Posts Tagged 'reform school'

Fallen by Lauren Kate

Genre:  Fantasy/Romance

# of Pages:  452

RAC Book:  Yes

Luce begins her first day at Sword and Cross, a reform school, and feels lost until she sets eyes on Daniel Grigori.  Suddenly she feels like she is home and has known him all of her life.  He insists he does not know her and tries to push her away at every opportunity.  Meanwhile, Luce is trying to come to terms with the reason she has had to come to Sword and Cross.  She was involved in another student’s death at her previous school and knows that her weird visions had something to do with it, but she maintains her innocence to anyone who questions her about the incident.  She meets some unusual students at the school and finds she has no real allegiance to any of them when Daniel is present.   Can she find out why she is so drawn to him and yet why he is so determined to keep her away?

This fantasy mystery story will appeal to the Twilight and City of Bones readers.  There are no vampires in the story, but the romance is compelling as it plays out.  The story has a unique nature that many fantasy stories do not and the characters are colorful and memorable.  Beware that there is a sequel in the works and the story is not resolved by this book’s end.  A must read for fantasy/romance lovers.

Boot Camp by Todd Strasser

Genre:  Realistic Fiction

# of Pages:  235 p.

RAC Book: Yes

2010 Iowa High School Award Winner

Garrett is forcibly taken from his home and transported to Lake Harmony, which is a reform school for teens.  His parents basically signed their rights away and give the boot camp the right to use whatever force they feel is necessary in order to steer their child down the “right path.”  Garrett believes that some of the decisions he has made are ones he would make again and that his parents just can’t handle the publicity of having a difficult child.  As he struggles not to succumb to the torture, beatings, and humiliation he comes to the terrible realization that he may never get out unless he bends to their will.  As he looks around he sees those who have thrived in this school and appear brain washed because of it and those who refuse to give in and look beaten down and exhausted.  How can he survive without losing who he is and what he believes in?
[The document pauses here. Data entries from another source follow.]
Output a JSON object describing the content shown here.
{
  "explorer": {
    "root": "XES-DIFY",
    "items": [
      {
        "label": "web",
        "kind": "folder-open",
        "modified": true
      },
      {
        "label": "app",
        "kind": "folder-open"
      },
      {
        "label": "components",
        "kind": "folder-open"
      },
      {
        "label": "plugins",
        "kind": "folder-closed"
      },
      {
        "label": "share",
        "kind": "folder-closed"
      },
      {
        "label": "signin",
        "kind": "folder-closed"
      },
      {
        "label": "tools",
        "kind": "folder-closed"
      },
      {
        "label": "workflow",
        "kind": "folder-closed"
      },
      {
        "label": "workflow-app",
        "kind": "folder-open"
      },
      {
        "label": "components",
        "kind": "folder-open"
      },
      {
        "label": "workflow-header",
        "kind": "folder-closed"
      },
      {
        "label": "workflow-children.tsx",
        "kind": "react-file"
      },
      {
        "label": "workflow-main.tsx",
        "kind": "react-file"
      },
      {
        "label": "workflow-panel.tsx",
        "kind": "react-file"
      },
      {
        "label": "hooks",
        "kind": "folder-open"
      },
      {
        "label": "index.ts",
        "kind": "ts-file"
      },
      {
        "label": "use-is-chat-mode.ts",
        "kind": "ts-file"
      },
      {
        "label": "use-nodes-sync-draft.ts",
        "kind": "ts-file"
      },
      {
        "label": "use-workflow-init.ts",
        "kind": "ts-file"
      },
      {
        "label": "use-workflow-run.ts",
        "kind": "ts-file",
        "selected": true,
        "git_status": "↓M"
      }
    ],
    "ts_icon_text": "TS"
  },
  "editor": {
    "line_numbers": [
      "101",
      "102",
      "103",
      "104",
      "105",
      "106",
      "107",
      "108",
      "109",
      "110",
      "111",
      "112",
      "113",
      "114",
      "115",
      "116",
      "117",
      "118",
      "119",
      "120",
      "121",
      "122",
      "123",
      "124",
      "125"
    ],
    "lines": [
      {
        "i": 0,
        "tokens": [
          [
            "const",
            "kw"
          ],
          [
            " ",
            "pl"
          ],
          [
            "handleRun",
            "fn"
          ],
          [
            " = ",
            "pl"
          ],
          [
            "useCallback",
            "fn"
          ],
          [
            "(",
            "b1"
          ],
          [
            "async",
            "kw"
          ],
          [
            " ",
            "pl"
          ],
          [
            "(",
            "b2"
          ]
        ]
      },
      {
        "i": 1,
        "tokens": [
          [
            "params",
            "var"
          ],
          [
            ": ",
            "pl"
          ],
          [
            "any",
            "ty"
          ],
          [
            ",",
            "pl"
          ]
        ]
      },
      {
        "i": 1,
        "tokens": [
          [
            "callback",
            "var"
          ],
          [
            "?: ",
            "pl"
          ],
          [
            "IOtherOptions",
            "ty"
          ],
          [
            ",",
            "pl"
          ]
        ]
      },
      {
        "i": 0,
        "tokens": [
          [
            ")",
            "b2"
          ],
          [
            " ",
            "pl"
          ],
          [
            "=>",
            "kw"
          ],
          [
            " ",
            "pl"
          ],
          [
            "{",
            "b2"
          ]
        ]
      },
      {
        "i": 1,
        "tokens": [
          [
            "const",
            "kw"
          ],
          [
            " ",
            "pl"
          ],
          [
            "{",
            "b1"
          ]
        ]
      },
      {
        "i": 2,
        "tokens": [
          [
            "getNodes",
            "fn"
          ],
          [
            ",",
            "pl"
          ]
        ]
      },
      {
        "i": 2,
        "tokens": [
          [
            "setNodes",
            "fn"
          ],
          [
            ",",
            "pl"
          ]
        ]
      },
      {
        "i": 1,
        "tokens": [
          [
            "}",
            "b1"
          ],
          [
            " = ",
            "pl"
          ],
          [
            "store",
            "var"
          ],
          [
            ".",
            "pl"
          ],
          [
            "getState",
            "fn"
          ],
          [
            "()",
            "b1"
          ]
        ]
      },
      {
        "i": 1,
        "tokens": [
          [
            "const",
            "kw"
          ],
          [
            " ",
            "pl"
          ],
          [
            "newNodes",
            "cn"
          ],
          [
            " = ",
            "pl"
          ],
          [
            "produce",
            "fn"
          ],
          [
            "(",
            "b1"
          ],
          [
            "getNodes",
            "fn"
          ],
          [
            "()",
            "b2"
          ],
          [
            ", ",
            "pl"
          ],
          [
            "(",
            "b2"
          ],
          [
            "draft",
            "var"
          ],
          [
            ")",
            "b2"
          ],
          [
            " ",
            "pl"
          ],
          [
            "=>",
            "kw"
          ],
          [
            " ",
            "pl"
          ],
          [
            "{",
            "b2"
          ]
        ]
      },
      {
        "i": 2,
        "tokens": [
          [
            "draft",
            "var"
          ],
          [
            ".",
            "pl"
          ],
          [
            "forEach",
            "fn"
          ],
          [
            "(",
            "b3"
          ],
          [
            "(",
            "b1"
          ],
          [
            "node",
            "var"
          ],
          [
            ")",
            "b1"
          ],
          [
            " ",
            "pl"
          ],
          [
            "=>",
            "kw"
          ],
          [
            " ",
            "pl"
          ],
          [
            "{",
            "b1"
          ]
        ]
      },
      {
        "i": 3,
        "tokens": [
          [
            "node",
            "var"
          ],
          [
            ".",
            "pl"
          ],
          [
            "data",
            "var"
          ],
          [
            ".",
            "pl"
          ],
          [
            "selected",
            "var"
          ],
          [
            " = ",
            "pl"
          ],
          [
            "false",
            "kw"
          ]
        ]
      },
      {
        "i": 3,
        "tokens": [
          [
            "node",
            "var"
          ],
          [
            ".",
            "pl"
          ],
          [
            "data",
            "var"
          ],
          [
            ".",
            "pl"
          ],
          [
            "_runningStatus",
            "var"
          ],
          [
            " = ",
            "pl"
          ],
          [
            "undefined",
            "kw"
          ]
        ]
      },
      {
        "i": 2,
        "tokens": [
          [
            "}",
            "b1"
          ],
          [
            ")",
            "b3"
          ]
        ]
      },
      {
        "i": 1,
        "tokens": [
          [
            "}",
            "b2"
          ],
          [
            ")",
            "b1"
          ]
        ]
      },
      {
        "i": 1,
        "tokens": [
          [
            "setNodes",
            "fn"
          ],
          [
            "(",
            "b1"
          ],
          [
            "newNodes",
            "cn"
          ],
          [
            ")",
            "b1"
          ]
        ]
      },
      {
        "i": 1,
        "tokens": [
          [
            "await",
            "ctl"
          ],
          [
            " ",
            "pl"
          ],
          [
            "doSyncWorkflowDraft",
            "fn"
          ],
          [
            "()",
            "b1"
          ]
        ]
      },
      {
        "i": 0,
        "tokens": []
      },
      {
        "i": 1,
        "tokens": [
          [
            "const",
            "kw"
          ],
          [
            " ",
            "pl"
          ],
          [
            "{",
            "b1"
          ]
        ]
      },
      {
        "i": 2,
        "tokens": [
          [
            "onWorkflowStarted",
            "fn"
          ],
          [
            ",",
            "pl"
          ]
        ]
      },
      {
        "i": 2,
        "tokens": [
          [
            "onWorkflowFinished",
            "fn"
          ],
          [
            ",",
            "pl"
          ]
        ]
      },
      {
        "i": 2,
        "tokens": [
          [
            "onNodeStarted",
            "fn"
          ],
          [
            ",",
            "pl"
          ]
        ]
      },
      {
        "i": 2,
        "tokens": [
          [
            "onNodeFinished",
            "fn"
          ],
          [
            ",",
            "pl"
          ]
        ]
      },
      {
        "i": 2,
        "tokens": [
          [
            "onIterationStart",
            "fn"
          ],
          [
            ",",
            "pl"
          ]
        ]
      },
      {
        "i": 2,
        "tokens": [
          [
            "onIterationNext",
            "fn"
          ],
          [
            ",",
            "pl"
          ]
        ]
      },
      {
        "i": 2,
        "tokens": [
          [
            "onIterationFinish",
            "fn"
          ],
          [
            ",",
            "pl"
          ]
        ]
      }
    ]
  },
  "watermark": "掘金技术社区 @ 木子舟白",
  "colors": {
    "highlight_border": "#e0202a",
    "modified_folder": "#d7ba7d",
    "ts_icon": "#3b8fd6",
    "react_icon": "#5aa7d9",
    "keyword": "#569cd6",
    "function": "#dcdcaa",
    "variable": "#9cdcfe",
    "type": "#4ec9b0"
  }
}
Todd Strasser has put the spotlight on these teen bootcamps that are more plentiful in the U.S. than anyone might think.  Parents pay thousands of dollars to have their child straightened out, but often the tactics used by these places are unconstitutional.  These places work by cutting any trust or communication between parents and their children so that no one thinks they have any choices, but to let the school do what it thinks it best.  This is an issue that teens and parents should be aware of and this is a fast paced, exciting story that all teens will love, but especially teen boys.

The School for Dangerous Girls by Eliot Schrefer

Genre:  Realistic Fiction

Age Level:  14 and up

# of Pages:  341

RAC:  Yes

Angela Cardenas is sent to the Hidden Oak School for Girls for a reason she does not readily explain.  Her family does not even take her to the school.  Instead, she has to take a bus and then walk up a big hill to get there.  When she arrives she is placed in a temporary facility with other new girls who begin to disappear one by one.  When she is finally taken to live with the general population of girls she notices that she is the last one to arrive, even though several girls remained in the temporary facility when she left.  She begins to grow suspicious when she asks about them and is severely punished.  Despite several warnings against finding these girls, Angela decides she has to know where they are and if they are okay.  Are they in danger?  And if so, can she save them without meeting a similar fate?

This book follows Angela as she tries to come to terms with the reason why she has been sent to this school, but at the same time tries to find out why there are so many secrets about the school.  Is the school really looking out for her best interest or are they merely hiding some illegal actions and punishments that are currently practiced at the school?  The story drags a bit in places, but there is a surprise in the plot when Angela slowly discovers what they do to the bad girls.  Readers who like gritty books and survival stories will enjoy this.